Be careful if you’re pointing your fingers in the shape of a gun in Pennsylvania because a court just ruled that the hand gesture is a crime. According to The Washington Post, Stephen Kirchner pointed gun fingers at his neighbor and an appeals court has found that the misdemeanor offense could have provoked “a dangerous altercation.”
Kirchner was outside walking with Elaine Natore when they passed a neighbor, Josh Klingseisen. Natore had a “no contact” order against Klingseisen and the exchange quickly turned south. Kirchner made eye contact with Klingseisen and then raised his arm and “made a recoil motion as if to suggest he had shot him.”

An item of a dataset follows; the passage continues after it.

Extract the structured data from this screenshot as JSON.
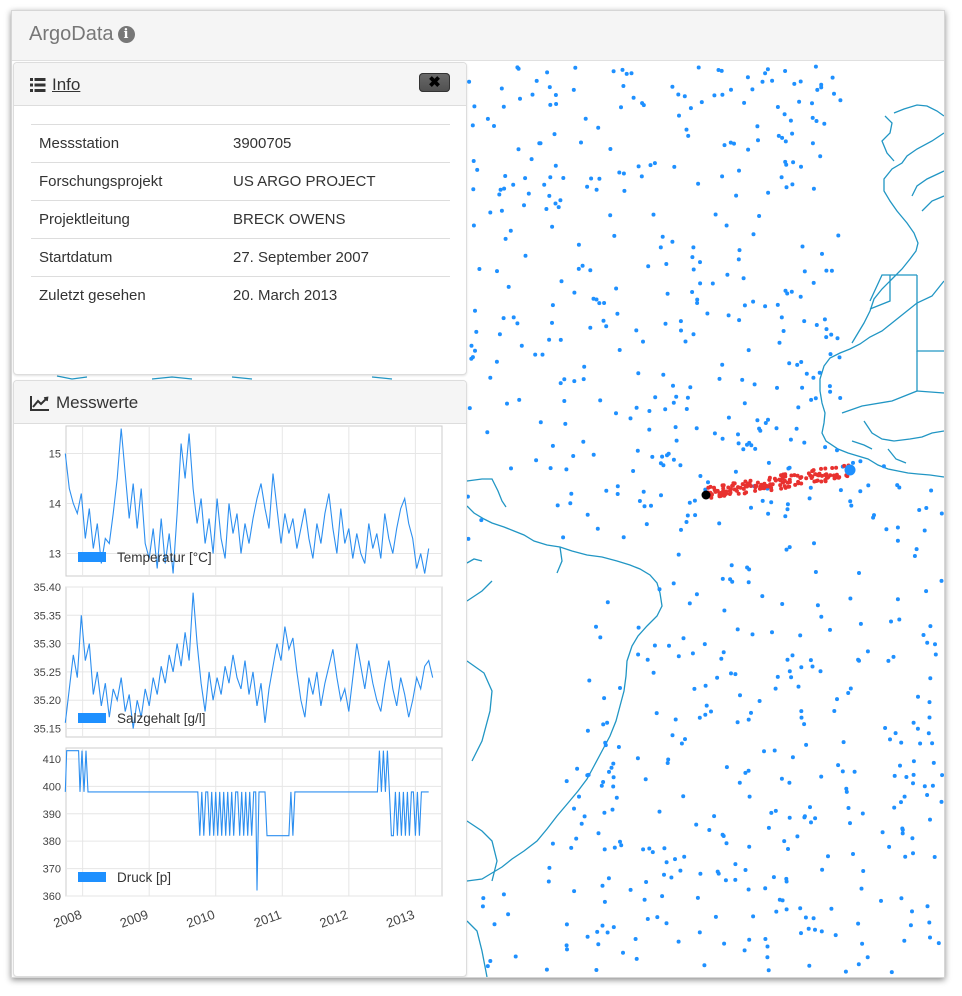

Kirchner was charged with criminal disorderly conduct after a neighbor reported the event, saying the exchange made her uncomfortable. Kirchner has been fighting the conviction for more than a year. This week, a Pennsylvania state appeals court ruled that the 64-year-old’s hand motion “served no legitimate purpose, and recklessly risked provoking a dangerous altercation.”
Judge Maria McLaughlin wrote an opinion earlier this week saying that the behavior had caused a potentially threatening situation.
“We conclude that there was sufficient evidence that Kirchner’s act of mimicking his shooting Klingseisen created a hazardous condition,” the court wrote.
While the Kirchner says that the motion was just a gesture and didn’t constitute any public harm, the court disagreed. The fact that a neighbor felt compelled to report the exchange was a factor in the judge’s decision.
“Kirchner acted with a reckless disregard of creating a risk of public alarm, as evidenced by the fact that an eyewitness on a neighboring property contacted 911 because Kirchner’s actions caused her to feel insecure,” the court wrote.
He pointed a finger gun at his neighbor. It’s a crime, Pennsylvania court rules. https://t.co/Hw1dGbjNmB— The Washington Post (@washingtonpost) August 30, 2019
Finger-pointing in the shape of a gun has been ruled a crime in other areas as well. In Florida, a court ruled that the motion constituted a crime.
“As almost everyone who was ever a child can testify, no one has ever been killed or injured by forming fingers into the shape of a gun and dropping the hammer [thumb],” the public defender argued.
But the court ruled that pointing a finger gun at an officer wasn’t protected as free speech under the First Amendment.
In May, another Florida man was arrested for making finger guns when people were walking by, and an Ohio man was arrested last year for making the motion at a person who was in a car in front of him.